After the father’s death, the stepmother was imprisoned, and Tomaso, the sole surviving member of the family, was placed in the custody of the state. Seven foster homes followed. All this had happened in the Southwest. Then a paternal uncle showed up and took Tomaso off to live with him. Authorities in Washington state found Tomaso at age seven picking strawberries in the fields. He had never been in school. Then child abuse in Colorado, and Tomaso was removed from the uncle’s care. Into foster homes again. Three of them this time. He never stayed very long. “Antisocial personality,” “unable to form attachments” was scrawled over and over again along the way. Back to the uncle’s care after a four-month separation, north to our state. The next time Tomaso was heard from, he had been sold to a couple in Michigan for $500. Finding him unmanageable, the couple tracked down the uncle to get their money back. Unable to get it from him, they contacted authorities. The uncle was arrested. For some reason I could not determine, Tomaso was returned to our state. Back into foster-home placement.

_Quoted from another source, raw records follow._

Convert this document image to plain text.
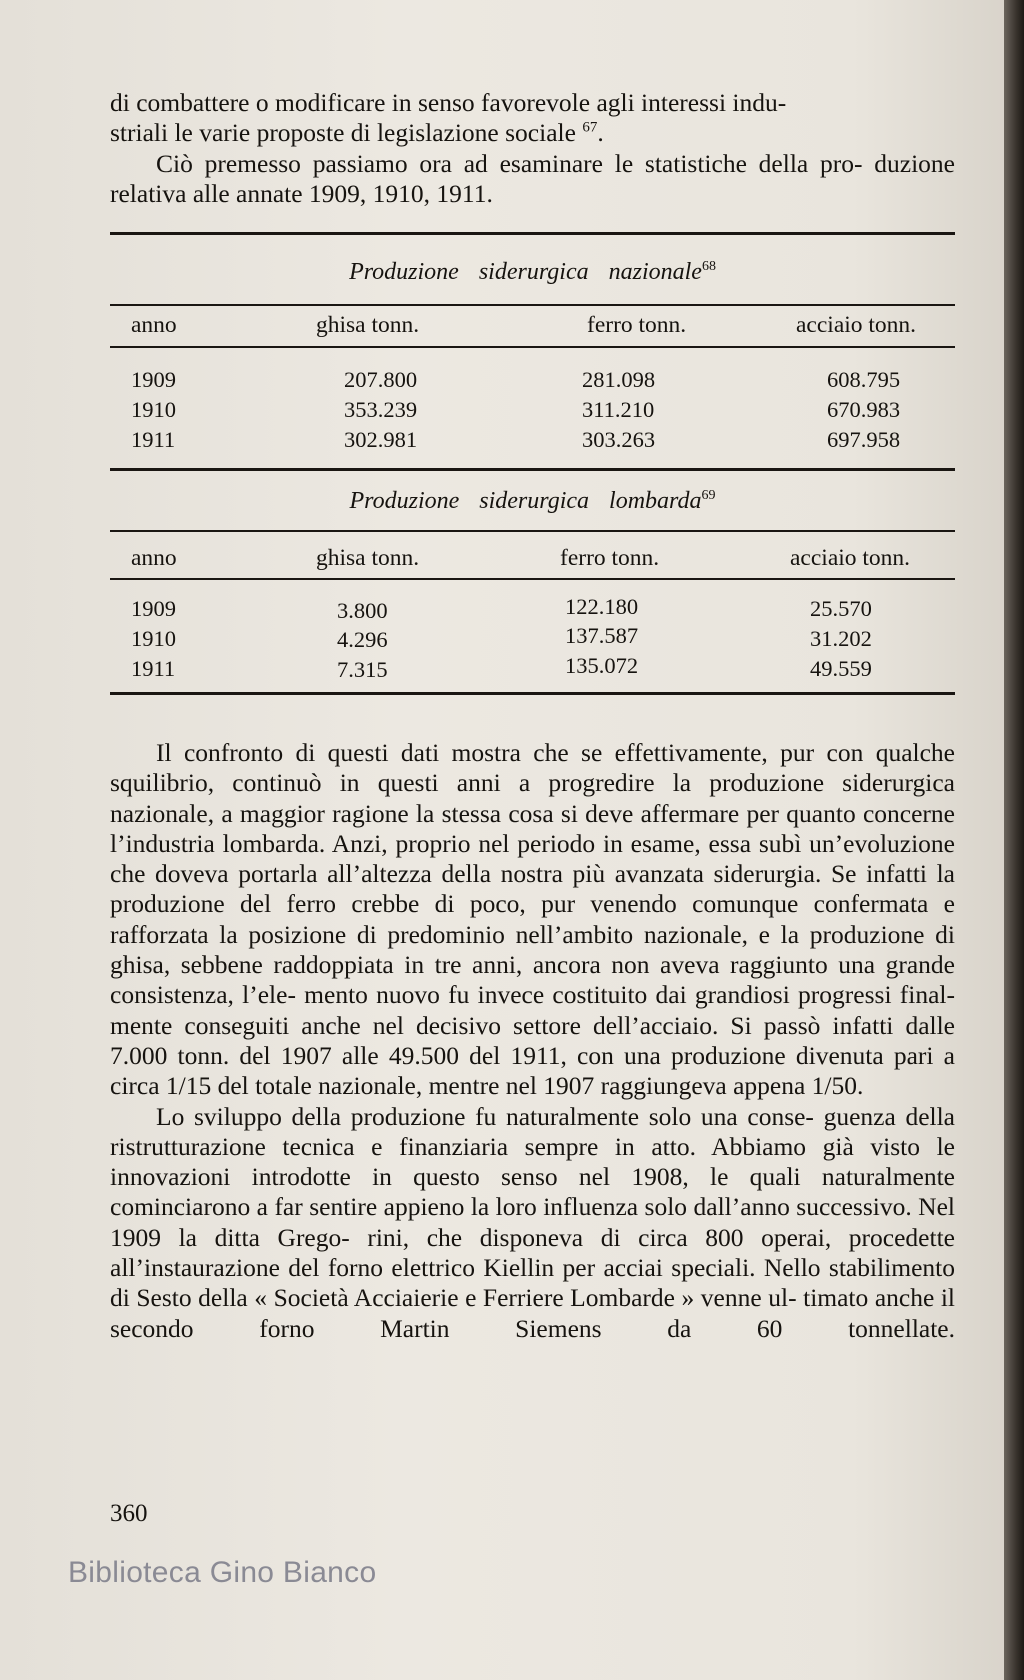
di combattere o modificare in senso favorevole agli interessi indu-

striali le varie proposte di legislazione sociale $^{67}$.

Ciò premesso passiamo ora ad esaminare le statistiche della pro- duzione relativa alle annate 1909, 1910, 1911.

Produzione siderurgica nazionale$^{68}$
anno	ghisa tonn.	ferro tonn.	acciaio tonn.
1909	207.800	281.098	608.795
1910	353.239	311.210	670.983
1911	302.981	303.263	697.958
Produzione siderurgica lombarda$^{69}$
anno	ghisa tonn.	ferro tonn.	acciaio tonn.
1909	3.800	122.180	25.570
1910	4.296	137.587	31.202
1911	7.315	135.072	49.559

Il confronto di questi dati mostra che se effettivamente, pur con qualche squilibrio, continuò in questi anni a progredire la produzione siderurgica nazionale, a maggior ragione la stessa cosa si deve affermare per quanto concerne l’industria lombarda. Anzi, proprio nel periodo in esame, essa subì un’evoluzione che doveva portarla all’altezza della nostra più avanzata siderurgia. Se infatti la produzione del ferro crebbe di poco, pur venendo comunque confermata e rafforzata la posizione di predominio nell’ambito nazionale, e la produzione di ghisa, sebbene raddoppiata in tre anni, ancora non aveva raggiunto una grande consistenza, l’ele- mento nuovo fu invece costituito dai grandiosi progressi final- mente conseguiti anche nel decisivo settore dell’acciaio. Si passò infatti dalle 7.000 tonn. del 1907 alle 49.500 del 1911, con una produzione divenuta pari a circa 1/15 del totale nazionale, mentre nel 1907 raggiungeva appena 1/50.

Lo sviluppo della produzione fu naturalmente solo una conse- guenza della ristrutturazione tecnica e finanziaria sempre in atto. Abbiamo già visto le innovazioni introdotte in questo senso nel 1908, le quali naturalmente cominciarono a far sentire appieno la loro influenza solo dall’anno successivo. Nel 1909 la ditta Grego- rini, che disponeva di circa 800 operai, procedette all’instaurazione del forno elettrico Kiellin per acciai speciali. Nello stabilimento di Sesto della « Società Acciaierie e Ferriere Lombarde » venne ul- timato anche il secondo forno Martin Siemens da 60 tonnellate.

360
Biblioteca Gino Bianco
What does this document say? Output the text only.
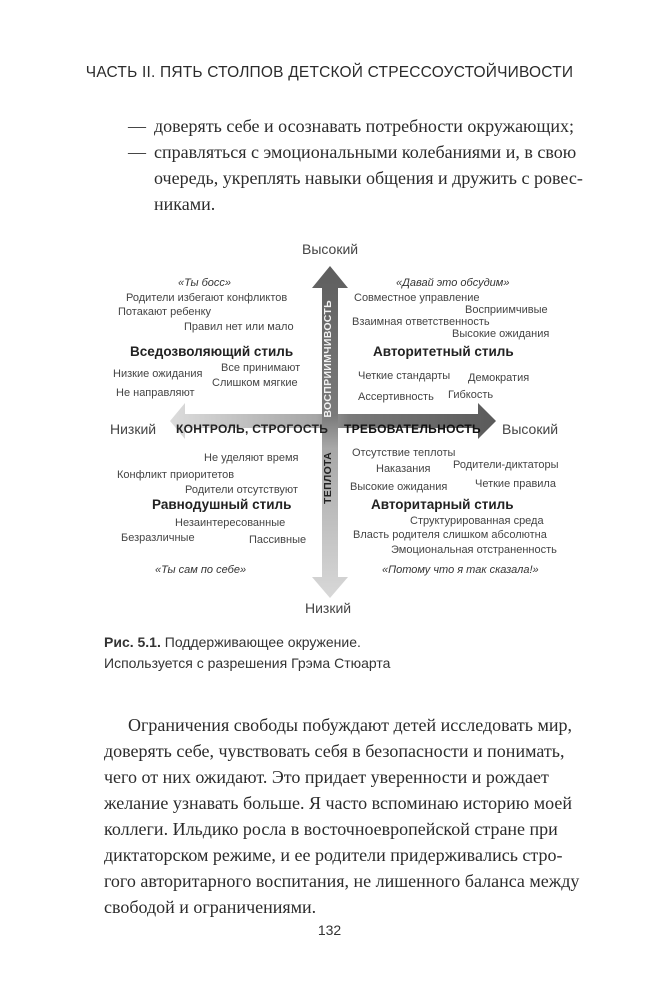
ЧАСТЬ II. ПЯТЬ СТОЛПОВ ДЕТСКОЙ СТРЕССОУСТОЙЧИВОСТИ
— доверять себе и осознавать потребности окружающих;
— справляться с эмоциональными колебаниями и, в свою
очередь, укреплять навыки общения и дружить с ровес-
никами.
Высокий
Низкий
Низкий	Высокий
КОНТРОЛЬ, СТРОГОСТЬ ТРЕБОВАТЕЛЬНОСТЬ
ВОСПРИИМЧИВОСТЬ
ТЕПЛОТА
«Ты босс»
Родители избегают конфликтов
Потакают ребенку
Правил нет или мало
Вседозволяющий стиль
Все принимают
Низкие ожидания
Слишком мягкие
Не направляют
«Давай это обсудим»
Совместное управление
Восприимчивые
Взаимная ответственность
Высокие ожидания
Авторитетный стиль
Четкие стандарты Демократия
Ассертивность Гибкость
Не уделяют время
Конфликт приоритетов
Родители отсутствуют
Равнодушный стиль
Незаинтересованные
Безразличные	Пассивные
«Ты сам по себе»
Отсутствие теплоты
Наказания Родители-диктаторы
Высокие ожидания	Четкие правила
Авторитарный стиль
Структурированная среда
Власть родителя слишком абсолютна
Эмоциональная отстраненность
«Потому что я так сказала!»
Рис. 5.1. Поддерживающее окружение.
Используется с разрешения Грэма Стюарта
Ограничения свободы побуждают детей исследовать мир,
доверять себе, чувствовать себя в безопасности и понимать,
чего от них ожидают. Это придает уверенности и рождает
желание узнавать больше. Я часто вспоминаю историю моей
коллеги. Ильдико росла в восточноевропейской стране при
диктаторском режиме, и ее родители придерживались стро-
гого авторитарного воспитания, не лишенного баланса между
свободой и ограничениями.
132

His school career, to say the least, had been erratic. Between the late starts and the frequent moves, Tomaso had never been in any school longer than four months. Nor did anyone seem to know in what grade to place him. In Washington they put him in first grade, second and third in Colorado, second grade here, third in Michigan and fourth here again. An IQ test administered in Colorado gave Tomaso a full-scale IQ of 92. The group test in Michigan gave him an 87. All his academic skills were delayed. In math he was more than a year behind the rest of the children in his class. His reading skills were hardly above that of a first grader.

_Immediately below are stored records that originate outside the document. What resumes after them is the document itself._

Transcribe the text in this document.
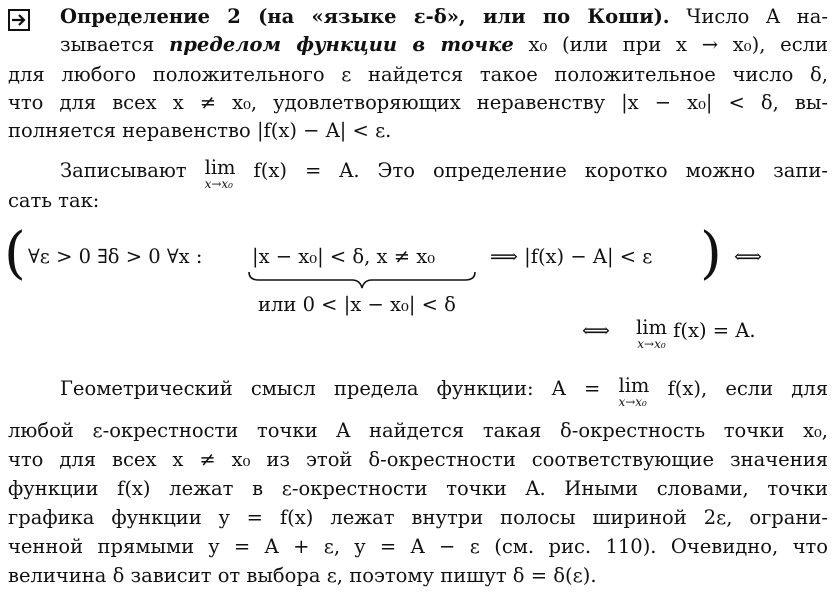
Определение 2 (на «языке ε-δ», или по Коши). Число A на-
зывается пределом функции в точке x₀ (или при x → x₀), если
для любого положительного ε найдется такое положительное число δ,
что для всех x ≠ x₀, удовлетворяющих неравенству |x − x₀| < δ, вы-
полняется неравенство |f(x) − A| < ε.
Записывают lim
x→x₀
f(x) = A. Это определение коротко можно запи-
сать так:
( ∀ε > 0 ∃δ > 0 ∀x :	|x − x₀| < δ, x ≠ x₀	⟹ |f(x) − A| < ε ) ⟺
или 0 < |x − x₀| < δ
⟺	lim
x→x₀
f(x) = A.
Геометрический смысл предела функции: A = lim
x→x₀
f(x), если для
любой ε-окрестности точки A найдется такая δ-окрестность точки x₀,
что для всех x ≠ x₀ из этой δ-окрестности соответствующие значения
функции f(x) лежат в ε-окрестности точки A. Иными словами, точки
графика функции y = f(x) лежат внутри полосы шириной 2ε, ограни-
ченной прямыми y = A + ε, y = A − ε (см. рис. 110). Очевидно, что
величина δ зависит от выбора ε, поэтому пишут δ = δ(ε).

However, it was not his IQ or his attendance or his lack of skills that had brought Tomaso to my room that November. What had was obvious. After numerous attempts to keep him mainstreamed in a normal classroom in his home school, the teacher had finally given up after coming across Tomaso strangling a younger pupil on the playground. The routes of suspension, whacks and even being sent to juvenile hall with a parole officer did not markedly affect Tomaso’s behavior. Having no full-time classroom for severely disturbed children in the district, the authorities placed him on homebound instruction. However, at this the foster parents protested. They would turn Tomaso out if he were made to stay home all day. The only alternative had been my room. Still on homebound in the mornings, Tomaso became my new student in the afternoons.